Kenaikan tarif Pajak Pertambahan Nilai (PPN) menjadi 12 persen mulai 1 Januari 2025 membuka babak baru dalam reformasi perpajakan di Indonesia. Kebijakan ini, sebagaimana tercantum dalam Undang-Undang Nomor 7 Tahun 2024 tentang Harmonisasi Peraturan Perpajakan (UU HPP), ditujukan untuk meningkatkan penerimaan negara.
Fokus utama penerapan pajak ini adalah barang dan jasa mewah yang dikonsumsi oleh masyarakat mampu, seperti bahan makanan premium, layanan kesehatan eksklusif, pendidikan premium, dan listrik untuk rumah tangga berdaya tinggi (Kompas, 16/12/2024). Namun, sejauh mana dampak kebijakan ini terasa di desa-desa yang jauh dari pusat kekuasaan?
Pemerintah menjelaskan bahwa barang kebutuhan pokok yang rinciannya diatur dalam Peraturan Presiden Nomor 59 Tahun 2020 tidak akan terkena kenaikan tarif ini. Pernyataan ini mungkin menenangkan sebagian pihak.
Kenyataan di lapangan—terutama di desa, menunjukkan bahwa dampak kenaikan pajak tidak selalu bersifat langsung. Desa-desa, yang umumnya berada dalam strata ekonomi rendah hingga menengah, dapat merasakan tekanan dari kebijakan ini melalui mekanisme tidak langsung.
Sebagai ilustrasi, harga barang premium yang meningkat dapat memengaruhi rantai pasok hingga tingkat paling bawah. Misalnya, pedagang kecil di desa yang mengambil barang dari kota akan menghadapi biaya tambahan karena tingginya tarif pajak pada bahan makanan premium.

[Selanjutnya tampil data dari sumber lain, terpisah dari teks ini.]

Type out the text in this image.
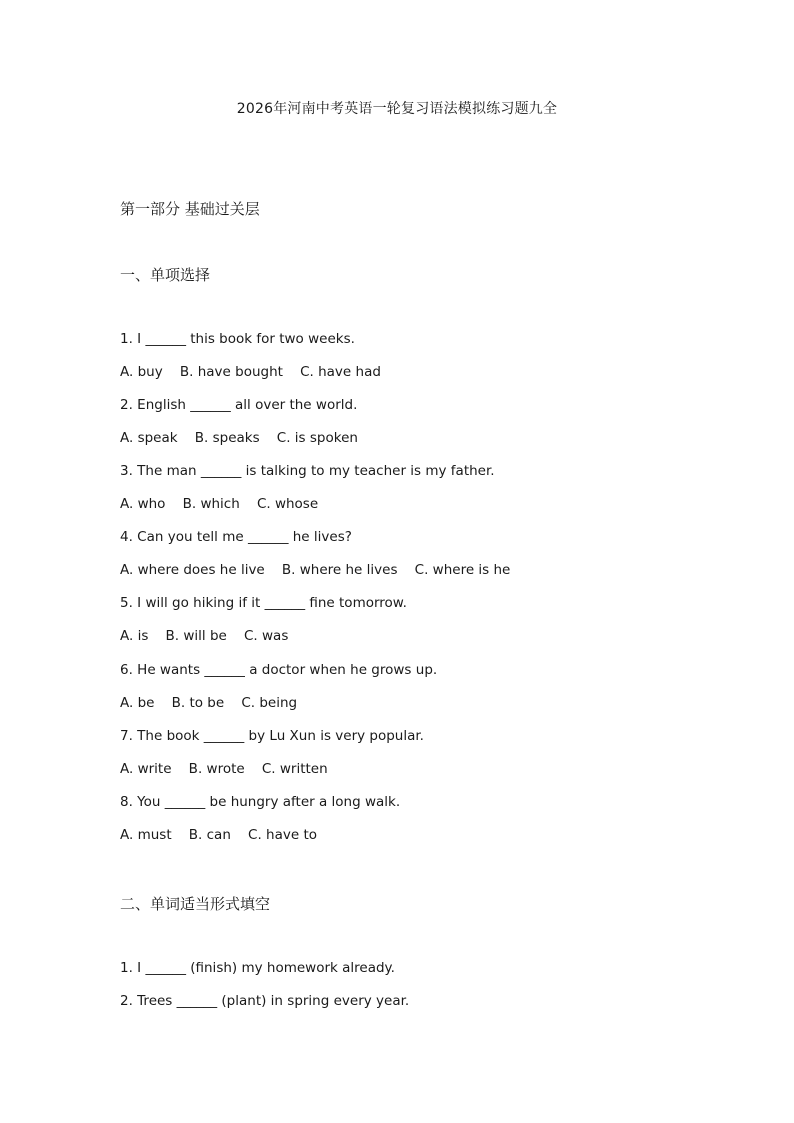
2026年河南中考英语一轮复习语法模拟练习题九全
第一部分 基础过关层
一、单项选择
1. I ______ this book for two weeks.
A. buy    B. have bought    C. have had
2. English ______ all over the world.
A. speak    B. speaks    C. is spoken
3. The man ______ is talking to my teacher is my father.
A. who    B. which    C. whose
4. Can you tell me ______ he lives?
A. where does he live    B. where he lives    C. where is he
5. I will go hiking if it ______ fine tomorrow.
A. is    B. will be    C. was
6. He wants ______ a doctor when he grows up.
A. be    B. to be    C. being
7. The book ______ by Lu Xun is very popular.
A. write    B. wrote    C. written
8. You ______ be hungry after a long walk.
A. must    B. can    C. have to
二、单词适当形式填空
1. I ______ (finish) my homework already.
2. Trees ______ (plant) in spring every year.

Meski barang kebutuhan pokok tidak dikenakan pajak, biaya distribusi yang terpengaruh oleh kenaikan ini dapat merembet hingga ke desa-desa. Efek ini sering kali disebut sebagai “spillover taxation” dalam literatur ekonomi (Stiglitz, 2012).
Selain itu, layanan kesehatan premium yang dikenakan tarif baru turut memengaruhi kualitas layanan di daerah. Banyak rumah sakit di kota besar yang menjadi rujukan warga desa untuk kebutuhan medis tingkat lanjut menyediakan fasilitas yang masuk kategori premium.
Dengan adanya pajak tambahan, biaya yang harus dibayar oleh pasien, termasuk mereka yang berasal dari desa, kemungkinan besar akan meningkat. Beban ini terasa berat, terutama bagi masyarakat desa yang kerap mengandalkan bantuan dari keluarga besar atau patungan masyarakat untuk membayar biaya medis (BPS, 2020).
Kenaikan PPN juga dapat memengaruhi pendidikan di daerah pedesaan. Lembaga pendidikan swasta yang dianggap premium sering kali menjadi pilihan bagi masyarakat desa yang ingin memberikan pendidikan terbaik bagi anak-anak mereka.
Dengan kenaikan pajak, biaya pendidikan ini berpotensi naik, menyulitkan keluarga-keluarga yang sudah berjuang keras untuk membiayai pendidikan anak-anak mereka. Data dari Bank Dunia (2021) menunjukkan bahwa pengeluaran untuk pendidikan di Indonesia telah menjadi salah satu pengeluaran terbesar bagi rumah tangga, terutama di daerah pedesaan.